I do not think many Canadians would want province by province representation in the Senate today because it does not reflect today's population. It does not reflect the large populations in Alberta and British Columbia. It does not reflect the tiny populations in some of the Atlantic provinces. I do not think many Canadians, if we had an elected Senate, would want to have the Senate exercise its existing powers, which are pretty awesome powers compared with those of the House of Commons. They are very seldom exercised today because the Senate does not have legitimacy.
It is like a dog chasing its tail. It is a never ending debate. It goes on and on. To get the triple-e we would need a constitutional amendment. At the very best we would need an amendment supported by the House of Commons, the Senate and two-thirds of the provinces reflecting 50% of the population, a never ending debate.
The Prime Minister at one time played around with the idea of Senate abolition. John Crosbie's biography states that when Brian Mulroney was first elected prime minister the first thing he wanted to do was to abolish the Senate. He never got around to doing it because of the complexities of the present system.
I have come full circle. In the final analysis there is no way we will ever reform the existing Senate. There is no way the existing Senate will be elected with any significant powers to make it worthwhile.
If we elect the existing Senate it will not cost the existing $60 million it spends. Once it is legitimate and elected with powers, we could double and triple the cost of the Senate as it empowers itself because it is legitimate, because it is elected.
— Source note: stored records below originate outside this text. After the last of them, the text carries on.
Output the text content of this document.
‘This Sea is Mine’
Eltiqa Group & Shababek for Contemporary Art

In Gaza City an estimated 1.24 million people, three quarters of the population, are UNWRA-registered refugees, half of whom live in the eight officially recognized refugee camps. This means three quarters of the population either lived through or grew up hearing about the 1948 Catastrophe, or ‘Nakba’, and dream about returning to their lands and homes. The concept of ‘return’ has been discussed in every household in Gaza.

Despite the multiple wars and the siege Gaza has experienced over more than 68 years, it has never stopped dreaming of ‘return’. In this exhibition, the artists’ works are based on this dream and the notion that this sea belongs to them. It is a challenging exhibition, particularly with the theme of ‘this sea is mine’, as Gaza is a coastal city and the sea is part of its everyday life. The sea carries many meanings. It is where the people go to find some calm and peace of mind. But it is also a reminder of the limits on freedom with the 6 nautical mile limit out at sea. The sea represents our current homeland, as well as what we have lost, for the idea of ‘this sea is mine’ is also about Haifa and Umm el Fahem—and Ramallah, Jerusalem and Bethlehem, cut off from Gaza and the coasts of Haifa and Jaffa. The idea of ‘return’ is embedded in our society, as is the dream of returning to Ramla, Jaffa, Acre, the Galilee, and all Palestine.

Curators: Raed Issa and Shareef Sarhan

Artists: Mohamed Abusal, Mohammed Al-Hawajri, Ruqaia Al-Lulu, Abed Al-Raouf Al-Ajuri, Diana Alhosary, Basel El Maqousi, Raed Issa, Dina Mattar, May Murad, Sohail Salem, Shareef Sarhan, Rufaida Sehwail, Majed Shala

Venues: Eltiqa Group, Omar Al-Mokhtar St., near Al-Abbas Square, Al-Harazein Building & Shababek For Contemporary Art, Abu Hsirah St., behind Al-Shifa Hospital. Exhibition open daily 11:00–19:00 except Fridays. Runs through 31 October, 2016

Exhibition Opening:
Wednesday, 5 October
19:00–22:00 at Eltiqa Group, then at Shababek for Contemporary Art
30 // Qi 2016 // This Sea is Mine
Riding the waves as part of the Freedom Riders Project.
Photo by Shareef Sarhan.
I question whether we need two big, powerful elected bodies. The way to go is to abolish the existing Senate and bring the checks and balances into the House of Commons by empowering parliamentary committees and creating more independence for each and every member of parliament through fewer confidence votes, as is the case in most parliamentary democracies around the world. That is the direction in which we should be going.
It is time we had a backbench revolt on this issue. It is time we empowered ourselves as parliamentarians and said to the government that enough is enough, no more of the charade of unelected people parading around pretending they have all this power and yet have no legitimacy, no democracy and no accountability to anyone in the country.
That is a national disgrace. It is an eyesore. In the name of democracy, let us change that situation and change it now. This modest amendment by the Bloc will go part way to doing that by saying it wants a veto over the election bill. Instead all we do is consult with the Senate, but we cannot veto it.
Let us stand and vote for this change. To hell with the party whips. Let us make that modest change by ourselves.